Les gênes peuvent s'étendre à d'autres régions du corps. Il n'est pas rare que des douleurs apparaissent au niveau du visage, du cou, des épaules ou du dos. Des maux de tête, des migraines ou des acouphènes peuvent également résulter d'un grincement de dents prolongé.
Cela dépend des causes individuelles. Un examen dentaire est d'abord réalisé afin de détecter des perturbations de l'occlusion, telles que des obturations trop hautes ou des prothèses inadaptées, et de les corriger si nécessaire. En cas de malpositions plus prononcées, un traitement dentaire ou orthodontique ciblé peut être requis.
Des gouttières individuelles en plastique répartissent les forces générées par le grincement et sont donc souvent utilisées pour décharger les dents. Certaines gouttières peuvent aussi influer sur les mouvements de la mâchoire et sont discutées en lien avec des mesures de relaxation musculaire. Elles n'agissent toutefois que pendant leur port.
Des approches thérapeutiques complémentaires ciblent l'activité musculaire et le comportement. Les méthodes de biofeedback rendent la tension musculaire visible et aident à interrompre consciemment les contractions. Des mesures physiothérapeutiques, des traitements manuels ou des automassages peuvent détendre les muscles et compenser les troubles fonctionnels.

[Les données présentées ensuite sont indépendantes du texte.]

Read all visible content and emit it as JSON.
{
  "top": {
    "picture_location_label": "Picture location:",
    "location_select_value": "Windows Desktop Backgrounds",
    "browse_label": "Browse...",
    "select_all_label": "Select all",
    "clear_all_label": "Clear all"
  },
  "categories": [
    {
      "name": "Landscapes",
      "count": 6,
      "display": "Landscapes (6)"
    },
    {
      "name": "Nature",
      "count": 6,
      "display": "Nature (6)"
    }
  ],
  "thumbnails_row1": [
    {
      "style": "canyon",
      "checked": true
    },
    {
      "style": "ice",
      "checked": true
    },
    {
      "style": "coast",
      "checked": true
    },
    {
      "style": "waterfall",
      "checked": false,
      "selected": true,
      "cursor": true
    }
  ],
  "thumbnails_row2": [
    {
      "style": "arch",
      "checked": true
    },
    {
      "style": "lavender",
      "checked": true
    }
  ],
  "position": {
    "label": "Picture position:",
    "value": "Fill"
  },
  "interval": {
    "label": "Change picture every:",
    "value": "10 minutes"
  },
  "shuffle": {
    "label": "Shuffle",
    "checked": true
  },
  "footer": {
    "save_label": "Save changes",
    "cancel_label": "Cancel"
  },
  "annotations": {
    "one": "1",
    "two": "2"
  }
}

Étant donné que des facteurs psychologiques jouent souvent un rôle, des thérapies cognitivo-comportementales ou des techniques de relaxation peuvent être utiles. Dans des cas particuliers, la musculature masticatrice peut être temporairement affaiblie par des médicaments, par exemple par des injections sous surveillance médicale.
Le bruxisme est répandu et lié au stress, à la qualité du sommeil et à la tension musculaire. Les personnes concernées peuvent activement contribuer à décharger leurs muscles masticateurs et mieux contrôler le grincement des dents au quotidien en adoptant des mesures de relaxation ciblées et en observant leurs habitudes.